Much of our thinking about metaphor can be traced to the writings of Aristotle in The Poetics and in The Rhetoric. In the former he defines metaphor as the act of giving a thing a name that belongs to something else. From the examples he provides we can understand the cognitive work in producing and comprehending metaphor as involving the replacement of one term with another in a meaning hierarchy (from ‘species’ to ‘genus’) or by reasoning through analogy. In The Rhetoric the emphasis is on the aesthetic force of metaphor. Aristotle claims in part that lively or good metaphors (a) convey information rapidly, (b) are especially apt if the information is not already cognitively represented and (c) involve an eye for seeing resemblances between otherwise unlike things.

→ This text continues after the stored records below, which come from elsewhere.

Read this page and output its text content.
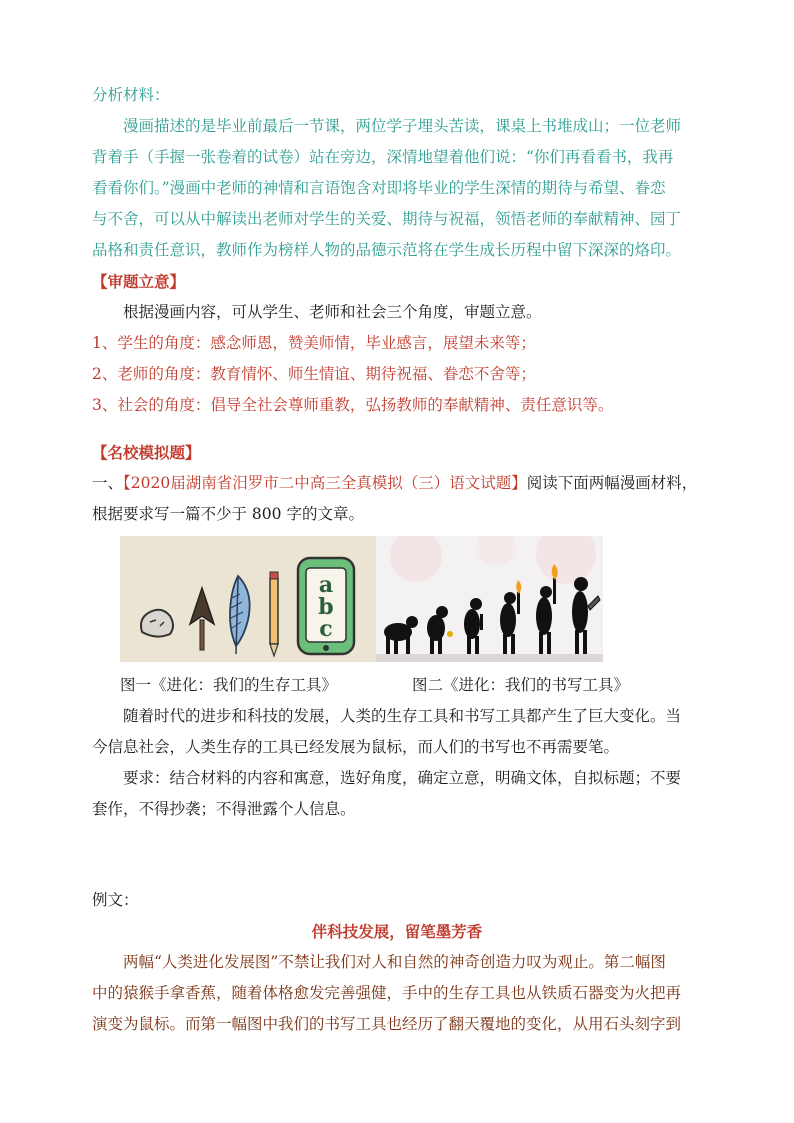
分析材料：
漫画描述的是毕业前最后一节课，两位学子埋头苦读，课桌上书堆成山；一位老师
背着手（手握一张卷着的试卷）站在旁边，深情地望着他们说：“你们再看看书，我再
看看你们。”漫画中老师的神情和言语饱含对即将毕业的学生深情的期待与希望、眷恋
与不舍，可以从中解读出老师对学生的关爱、期待与祝福，领悟老师的奉献精神、园丁
品格和责任意识，教师作为榜样人物的品德示范将在学生成长历程中留下深深的烙印。
【审题立意】
根据漫画内容，可从学生、老师和社会三个角度，审题立意。
1、学生的角度：感念师恩，赞美师情，毕业感言，展望未来等；
2、老师的角度：教育情怀、师生情谊、期待祝福、眷恋不舍等；
3、社会的角度：倡导全社会尊师重教，弘扬教师的奉献精神、责任意识等。
【名校模拟题】
一、【2020届湖南省汨罗市二中高三全真模拟（三）语文试题】阅读下面两幅漫画材料，
根据要求写一篇不少于 800 字的文章。
a
b
c
图一《进化：我们的生存工具》	图二《进化：我们的书写工具》
随着时代的进步和科技的发展，人类的生存工具和书写工具都产生了巨大变化。当
今信息社会，人类生存的工具已经发展为鼠标，而人们的书写也不再需要笔。
要求：结合材料的内容和寓意，选好角度，确定立意，明确文体，自拟标题；不要
套作，不得抄袭；不得泄露个人信息。
例文：
伴科技发展，留笔墨芳香
两幅“人类进化发展图”不禁让我们对人和自然的神奇创造力叹为观止。第二幅图
中的猿猴手拿香蕉，随着体格愈发完善强健，手中的生存工具也从铁质石器变为火把再
演变为鼠标。而第一幅图中我们的书写工具也经历了翻天覆地的变化，从用石头刻字到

The emphasis here then is on novelty, the emergence of new ways of understanding and the creation of pleasurable communication. Aristotelian thought has influenced subsequent study of metaphor, and here I examine two of the emphases that arise from the Aristotelian tradition: the cognitive work involved in comprehending and constructing metaphor, and second, its aesthetic force and novelty. I do this unabashedly, from the perspective of a cognitive psychologist and experimental psycholinguist. As such, the extensive literature that arises from the cognitive linguistic tradition, or some other traditions, such as Relevance Theory, only makes an appearance now and then and only as it has been adapted by experimentalists.